Rutgers GSE CMSI

Rashana Vikara Lydner

Rashana Vikara Lydner is an Assistant Professor of Africana Studies at Georgia State University in Atlanta. She holds a Ph.D. and master’s degree in French and Francophone Studies with a designated emphasis in African Diaspora Studies from the University of California, Davis, and a Bachelor’s in French and Spanish with a minor in Psychology from The State University of New York Brockport. Bridging the fields of Caribbean Studies, French cultural studies, linguistic anthropology, and Creolistics, her research focuses on a transnational approach to the study of Black popular culture in the francophone and anglophone Caribbean at the intersections of language, identity, and power. 

Her published works include “Decolonizing Creolistics Through Popular Culture” in Decolonizing Linguistics (Oxford University Press), “S’habiller Sexy en Body String: The French Guianese bad gyal and the Image of French Caribbean Women” in Small Axe: A Caribbean Journal of Criticism, and “‘Mwen Enmé’W’ [I Love You]: Black Queer Women’s Social Positioning in the French Caribbean” (forthcoming) in Gender and Language. 

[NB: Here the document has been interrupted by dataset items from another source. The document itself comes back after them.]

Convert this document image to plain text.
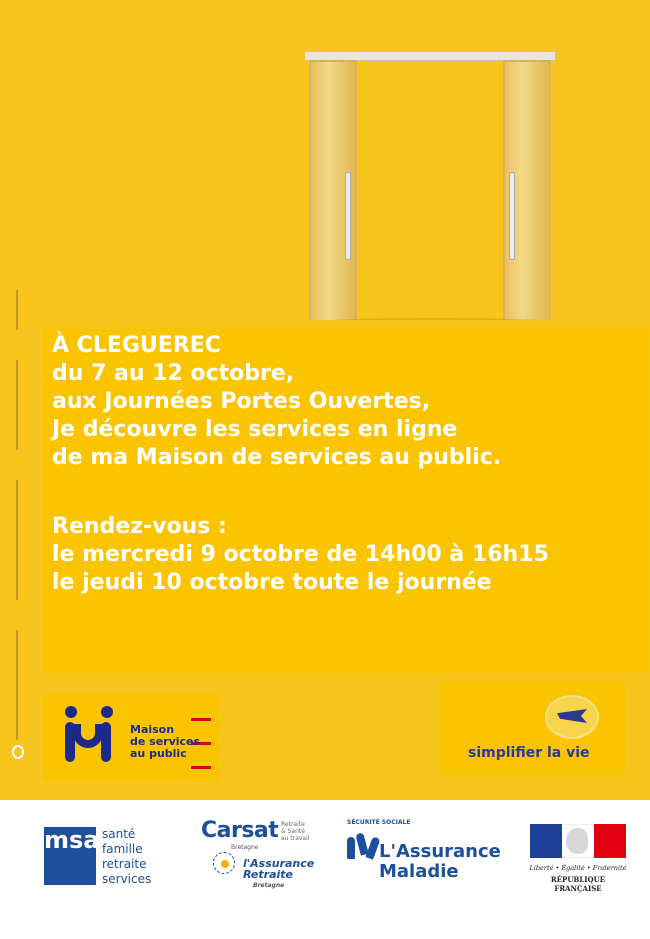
À CLEGUEREC

du 7 au 12 octobre,

aux Journées Portes Ouvertes,

Je découvre les services en ligne

de ma Maison de services au public.

Rendez-vous :

le mercredi 9 octobre de 14h00 à 16h15

le jeudi 10 octobre toute le journée

Maison
de services
au public	simplifier la vie
msa santé
famille
retraite
services
Carsat Retraite
& Santé
au travail
Bretagne
l'Assurance
Retraite
Bretagne
SÉCURITÉ SOCIALE
L'Assurance
Maladie	Liberté • Égalité • Fraternité
RÉPUBLIQUE FRANÇAISE
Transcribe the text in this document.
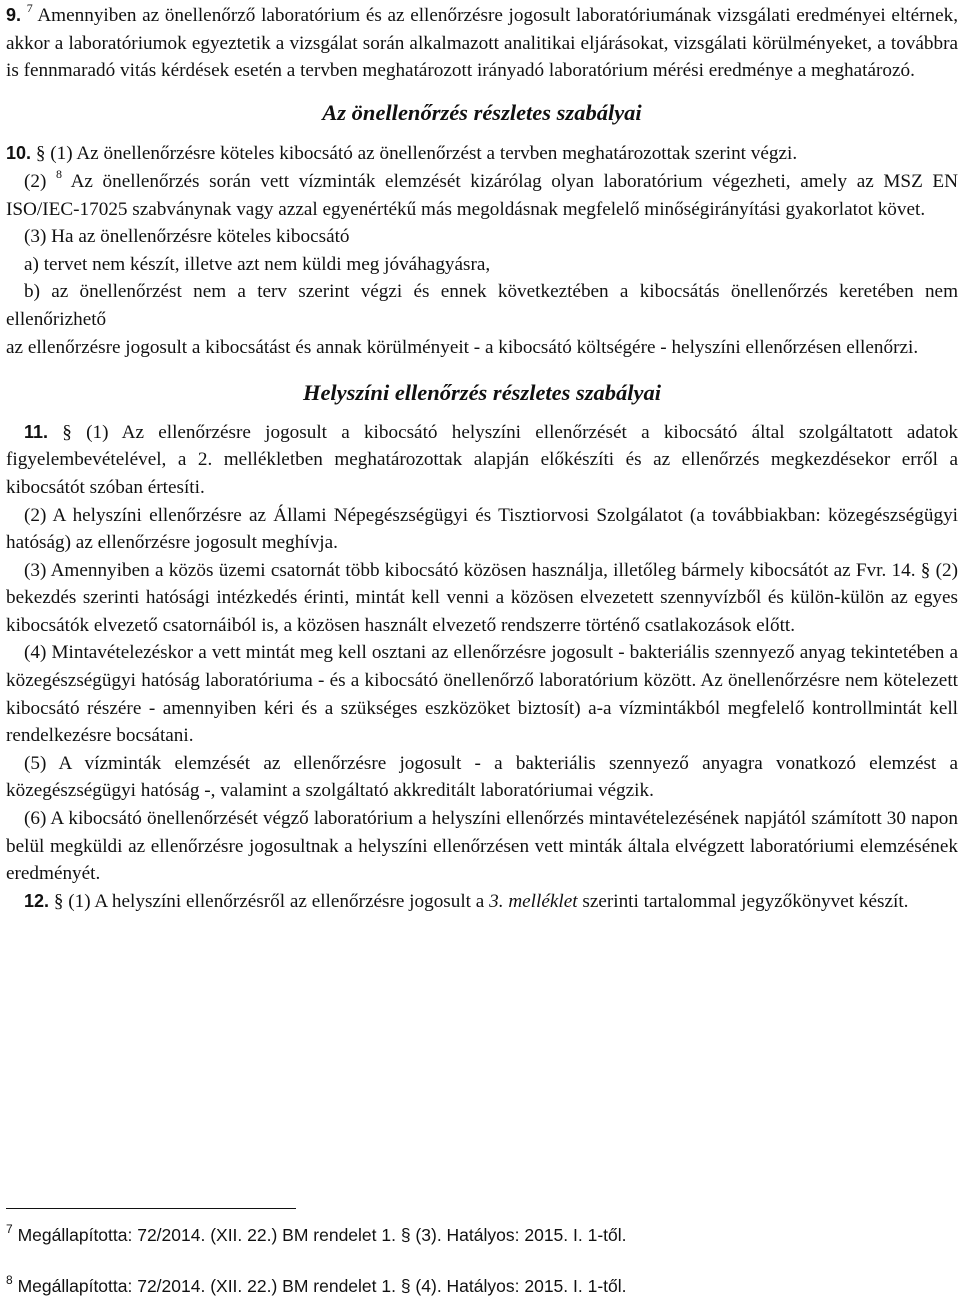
9. $^7$ Amennyiben az önellenőrző laboratórium és az ellenőrzésre jogosult laboratóriumának vizsgálati eredményei eltérnek, akkor a laboratóriumok egyeztetik a vizsgálat során alkalmazott analitikai eljárásokat, vizsgálati körülményeket, a továbbra is fennmaradó vitás kérdések esetén a tervben meghatározott irányadó laboratórium mérési eredménye a meghatározó.

Az önellenőrzés részletes szabályai

10. § (1) Az önellenőrzésre köteles kibocsátó az önellenőrzést a tervben meghatározottak szerint végzi.

(2) $^8$ Az önellenőrzés során vett vízminták elemzését kizárólag olyan laboratórium végezheti, amely az MSZ EN ISO/IEC-17025 szabványnak vagy azzal egyenértékű más megoldásnak megfelelő minőségirányítási gyakorlatot követ.

(3) Ha az önellenőrzésre köteles kibocsátó

a) tervet nem készít, illetve azt nem küldi meg jóváhagyásra,

b) az önellenőrzést nem a terv szerint végzi és ennek következtében a kibocsátás önellenőrzés keretében nem ellenőrizhető

az ellenőrzésre jogosult a kibocsátást és annak körülményeit - a kibocsátó költségére - helyszíni ellenőrzésen ellenőrzi.

Helyszíni ellenőrzés részletes szabályai

11. § (1) Az ellenőrzésre jogosult a kibocsátó helyszíni ellenőrzését a kibocsátó által szolgáltatott adatok figyelembevételével, a 2. mellékletben meghatározottak alapján előkészíti és az ellenőrzés megkezdésekor erről a kibocsátót szóban értesíti.

(2) A helyszíni ellenőrzésre az Állami Népegészségügyi és Tisztiorvosi Szolgálatot (a továbbiakban: közegészségügyi hatóság) az ellenőrzésre jogosult meghívja.

(3) Amennyiben a közös üzemi csatornát több kibocsátó közösen használja, illetőleg bármely kibocsátót az Fvr. 14. § (2) bekezdés szerinti hatósági intézkedés érinti, mintát kell venni a közösen elvezetett szennyvízből és külön-külön az egyes kibocsátók elvezető csatornáiból is, a közösen használt elvezető rendszerre történő csatlakozások előtt.

(4) Mintavételezéskor a vett mintát meg kell osztani az ellenőrzésre jogosult - bakteriális szennyező anyag tekintetében a közegészségügyi hatóság laboratóriuma - és a kibocsátó önellenőrző laboratórium között. Az önellenőrzésre nem kötelezett kibocsátó részére - amennyiben kéri és a szükséges eszközöket biztosít) a-a vízmintákból megfelelő kontrollmintát kell rendelkezésre bocsátani.

(5) A vízminták elemzését az ellenőrzésre jogosult - a bakteriális szennyező anyagra vonatkozó elemzést a közegészségügyi hatóság -, valamint a szolgáltató akkreditált laboratóriumai végzik.

(6) A kibocsátó önellenőrzését végző laboratórium a helyszíni ellenőrzés mintavételezésének napjától számított 30 napon belül megküldi az ellenőrzésre jogosultnak a helyszíni ellenőrzésen vett minták általa elvégzett laboratóriumi elemzésének eredményét.

12. § (1) A helyszíni ellenőrzésről az ellenőrzésre jogosult a 3. melléklet szerinti tartalommal jegyzőkönyvet készít.

$^7$ Megállapította: 72/2014. (XII. 22.) BM rendelet 1. § (3). Hatályos: 2015. I. 1-től.

$^8$ Megállapította: 72/2014. (XII. 22.) BM rendelet 1. § (4). Hatályos: 2015. I. 1-től.
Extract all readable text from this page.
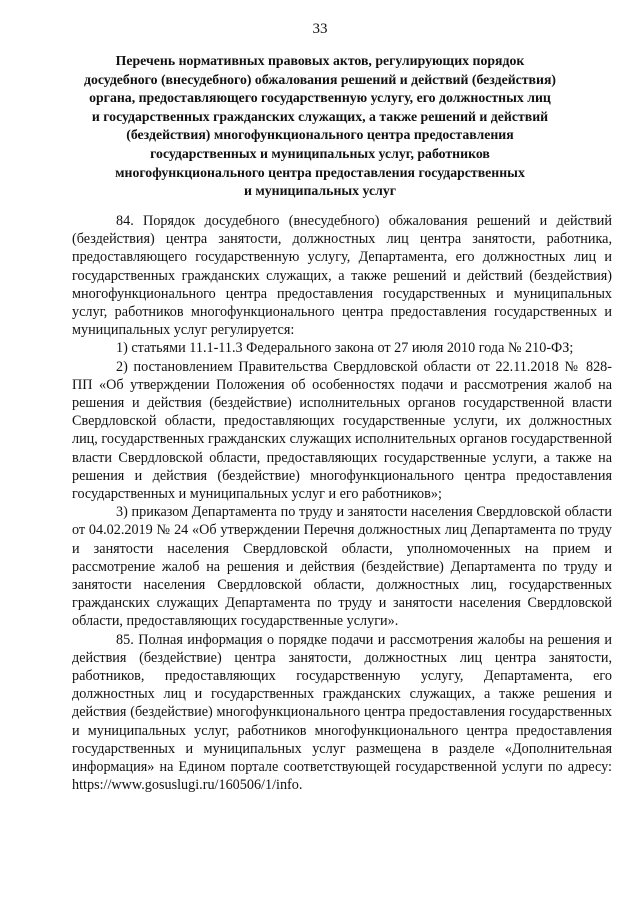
33
Перечень нормативных правовых актов, регулирующих порядок
досудебного (внесудебного) обжалования решений и действий (бездействия)
органа, предоставляющего государственную услугу, его должностных лиц
и государственных гражданских служащих, а также решений и действий
(бездействия) многофункционального центра предоставления
государственных и муниципальных услуг, работников
многофункционального центра предоставления государственных
и муниципальных услуг

84. Порядок досудебного (внесудебного) обжалования решений и действий (бездействия) центра занятости, должностных лиц центра занятости, работника, предоставляющего государственную услугу, Департамента, его должностных лиц и государственных гражданских служащих, а также решений и действий (бездействия) многофункционального центра предоставления государственных и муниципальных услуг, работников многофункционального центра предоставления государственных и муниципальных услуг регулируется:

1) статьями 11.1-11.3 Федерального закона от 27 июля 2010 года № 210-ФЗ;

2) постановлением Правительства Свердловской области от 22.11.2018 № 828-ПП «Об утверждении Положения об особенностях подачи и рассмотрения жалоб на решения и действия (бездействие) исполнительных органов государственной власти Свердловской области, предоставляющих государственные услуги, их должностных лиц, государственных гражданских служащих исполнительных органов государственной власти Свердловской области, предоставляющих государственные услуги, а также на решения и действия (бездействие) многофункционального центра предоставления государственных и муниципальных услуг и его работников»;

3) приказом Департамента по труду и занятости населения Свердловской области от 04.02.2019 № 24 «Об утверждении Перечня должностных лиц Департамента по труду и занятости населения Свердловской области, уполномоченных на прием и рассмотрение жалоб на решения и действия (бездействие) Департамента по труду и занятости населения Свердловской области, должностных лиц, государственных гражданских служащих Департамента по труду и занятости населения Свердловской области, предоставляющих государственные услуги».

85. Полная информация о порядке подачи и рассмотрения жалобы на решения и действия (бездействие) центра занятости, должностных лиц центра занятости, работников, предоставляющих государственную услугу, Департамента, его должностных лиц и государственных гражданских служащих, а также решения и действия (бездействие) многофункционального центра предоставления государственных и муниципальных услуг, работников многофункционального центра предоставления государственных и муниципальных услуг размещена в разделе «Дополнительная информация» на Едином портале соответствующей государственной услуги по адресу: https://www.gosuslugi.ru/160506/1/info.
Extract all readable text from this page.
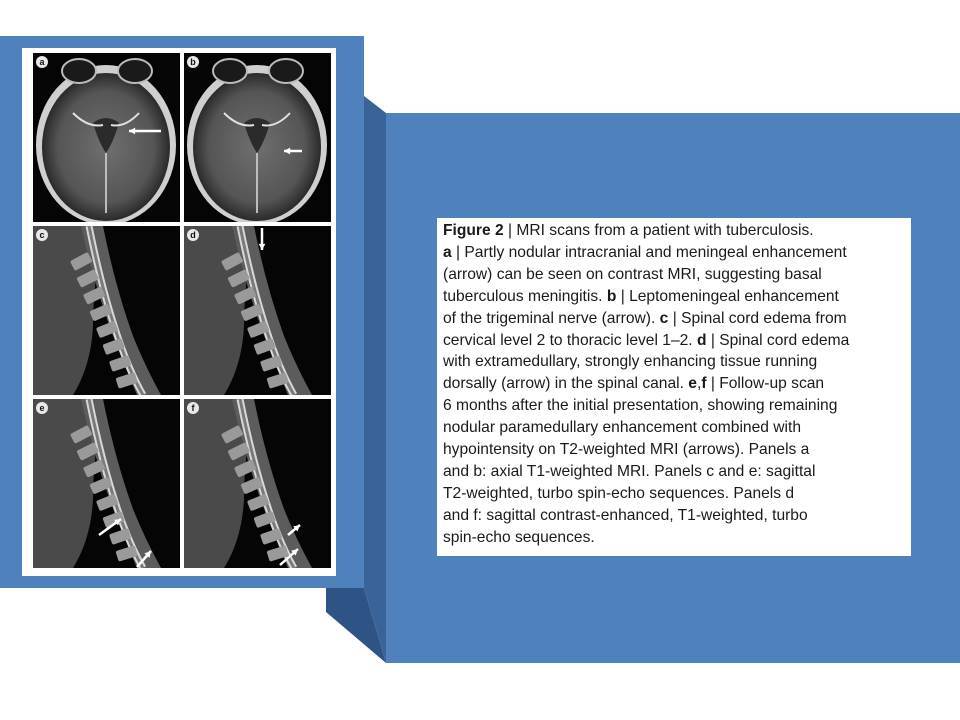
a	b
c	d
e	f
Figure 2 | MRI scans from a patient with tuberculosis.
a | Partly nodular intracranial and meningeal enhancement
(arrow) can be seen on contrast MRI, suggesting basal
tuberculous meningitis. b | Leptomeningeal enhancement
of the trigeminal nerve (arrow). c | Spinal cord edema from
cervical level 2 to thoracic level 1–2. d | Spinal cord edema
with extramedullary, strongly enhancing tissue running
dorsally (arrow) in the spinal canal. e,f | Follow-up scan
6 months after the initial presentation, showing remaining
nodular paramedullary enhancement combined with
hypointensity on T2-weighted MRI (arrows). Panels a
and b: axial T1-weighted MRI. Panels c and e: sagittal
T2-weighted, turbo spin-echo sequences. Panels d
and f: sagittal contrast-enhanced, T1-weighted, turbo
spin-echo sequences.
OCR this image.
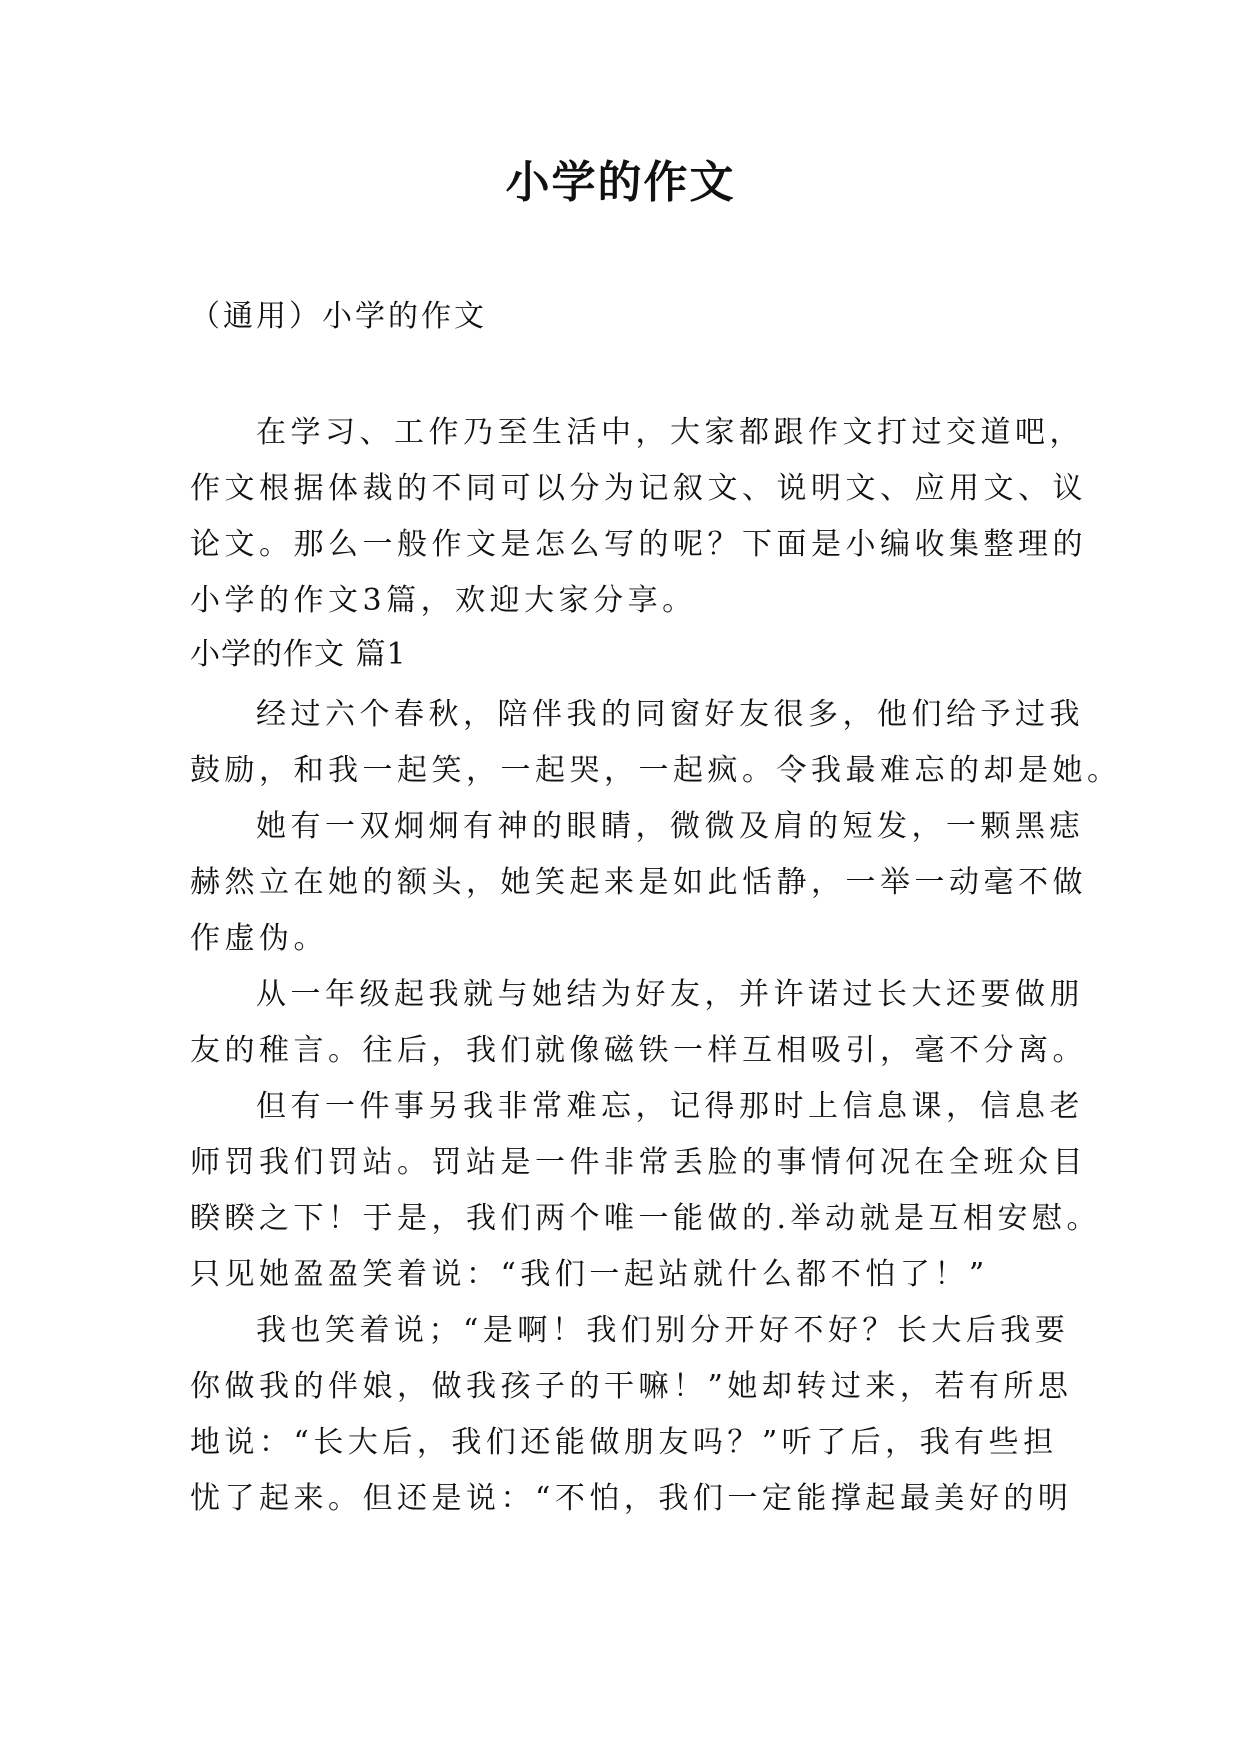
小学的作文

（通用）小学的作文

在学习、工作乃至生活中，大家都跟作文打过交道吧，

作文根据体裁的不同可以分为记叙文、说明文、应用文、议

论文。那么一般作文是怎么写的呢？下面是小编收集整理的

小学的作文3篇，欢迎大家分享。

小学的作文 篇1

经过六个春秋，陪伴我的同窗好友很多，他们给予过我

鼓励，和我一起笑，一起哭，一起疯。令我最难忘的却是她。

她有一双炯炯有神的眼睛，微微及肩的短发，一颗黑痣

赫然立在她的额头，她笑起来是如此恬静，一举一动毫不做

作虚伪。

从一年级起我就与她结为好友，并许诺过长大还要做朋

友的稚言。往后，我们就像磁铁一样互相吸引，毫不分离。

但有一件事另我非常难忘，记得那时上信息课，信息老

师罚我们罚站。罚站是一件非常丢脸的事情何况在全班众目

睽睽之下！于是，我们两个唯一能做的.举动就是互相安慰。

只见她盈盈笑着说：“我们一起站就什么都不怕了！”

我也笑着说；“是啊！我们别分开好不好？长大后我要

你做我的伴娘，做我孩子的干嘛！”她却转过来，若有所思

地说：“长大后，我们还能做朋友吗？”听了后，我有些担

忧了起来。但还是说：“不怕，我们一定能撑起最美好的明
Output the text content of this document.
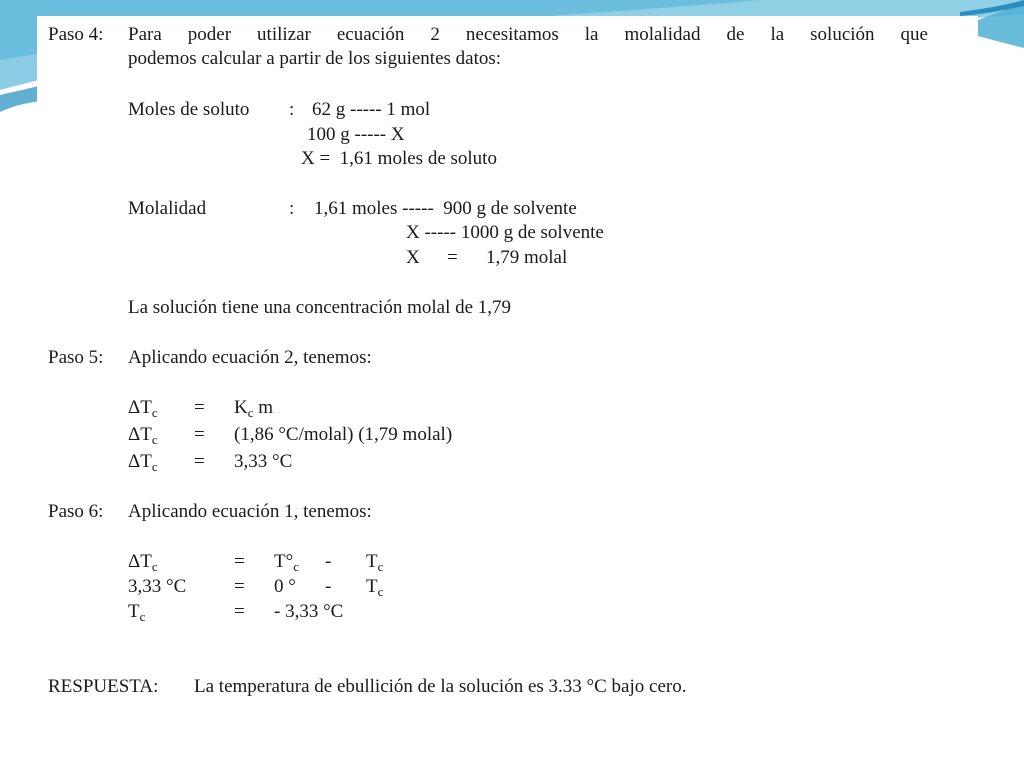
Paso 4: Para poder utilizar ecuación 2 necesitamos la molalidad de la solución que
podemos calcular a partir de los siguientes datos:
Moles de soluto : 62 g ----- 1 mol
100 g ----- X
X =  1,61 moles de soluto
Molalidad	: 1,61 moles -----  900 g de solvente
X ----- 1000 g de solvente
X = 1,79 molal
La solución tiene una concentración molal de 1,79
Paso 5: Aplicando ecuación 2, tenemos:
$\Delta T_c = K_c$ m
$\Delta T_c = (1,86$ °C/molal) (1,79 molal)
$\Delta T_c = 3,33$ °C
Paso 6: Aplicando ecuación 1, tenemos:
$\Delta T_c$	= $T^\circ_c - T_c$
3,33 °C	= 0 ° - $T_c$
$T_c$	= - 3,33 °C
RESPUESTA: La temperatura de ebullición de la solución es 3.33 °C bajo cero.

She is currently working on her first book manuscript, Dancehall ka joué: Gender and Sexual Politics at Play in French Guiana. Dancehall ka joué asserts that dancehall artists in French Guiana employ subversive performances of their gender and sexual identities to contest French Caribbean societal norms. In addition, by identifying with a trans-Caribbean culture, they challenge notions of non-belonging and Frenchness as they carve out their own space in the French nation-state.